Cor triatriatum dexter (CTD) is one of the rarest congenital cardiac malformations in which there is an abnormal septation of the right atrium (RA) due to the failure of regression of the embryonic right-sided sinus venosus valve.1 We present our experience regarding a young patient with CTD associated with severe tricuspid regurgitation and review the 13 pediatric cases of CTD previously reported in the literature who underwent surgery (Table 1).1-12 Informed consent was received for our patient.

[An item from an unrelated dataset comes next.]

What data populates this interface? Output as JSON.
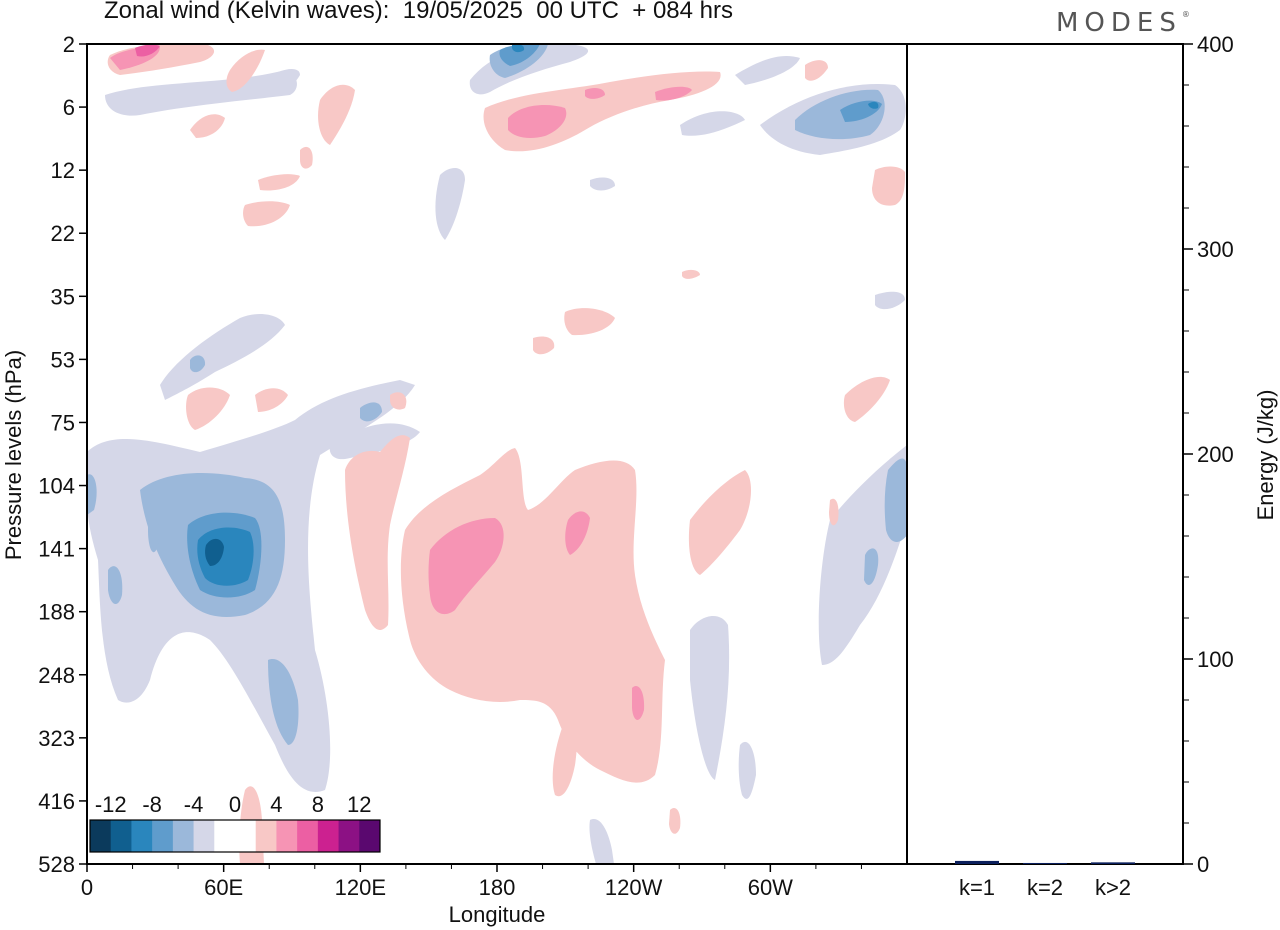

A female child was initially seen at our institution at the age of 5 years of age because of frequent episodes of palpitation on exertion. Her electrocardiogram exhibited a normal sinus rhythm with a heart rate of 100 beats/min. Peripheral arterial oxygen saturation was normal (99%). Transthoracic echocardiography (TTE) detected the presence of a wide unrestrictive membrane in an enlarged RA and revealed mild-to-moderate tricuspid regurgitation with no evidence of Ebstein disease or any intracardiac shunting. At regular clinical examinations, the patient began demonstrating progressive dyspnea, palpitations, and fatigue on moderate exertion. Her latest TTE control, at the age of 9 years, confirmed the presence of this wide membrane in the RA, which was protruding toward the tricuspid valve (TV) during diastole and also revealed severe central regurgitation during systole (Video 1). At surgery, the RA was opened and a nonobstructive membrane extending across the RA—which was dividing it into 2 chambers, with both caval veins and the coronary sinus on one side and the TV and RA appendage on the other—was exposed (Figure 1). This membrane, which was completely covering the TV leaflets, was carefully resected starting from the upper and lower parts of its anterior unobstructed sinoatrial orifice. After resection, the TV was exposed and its analysis confirmed the suspicion of annular dilatation as well as the presence of a retracted fibrotic septal leaflet with limited mobility. Tricuspid annuloplasty with a Carpentier Edwards tricuspid ring (Edwards Lifesciences, Irvine, Calif) size 28, and a stitch closure of the anteroseptal commissure were performed. Postrepair transesophageal echocardiography confirmed the satisfactory surgical correction with no residual leak. The postoperative course was uneventful.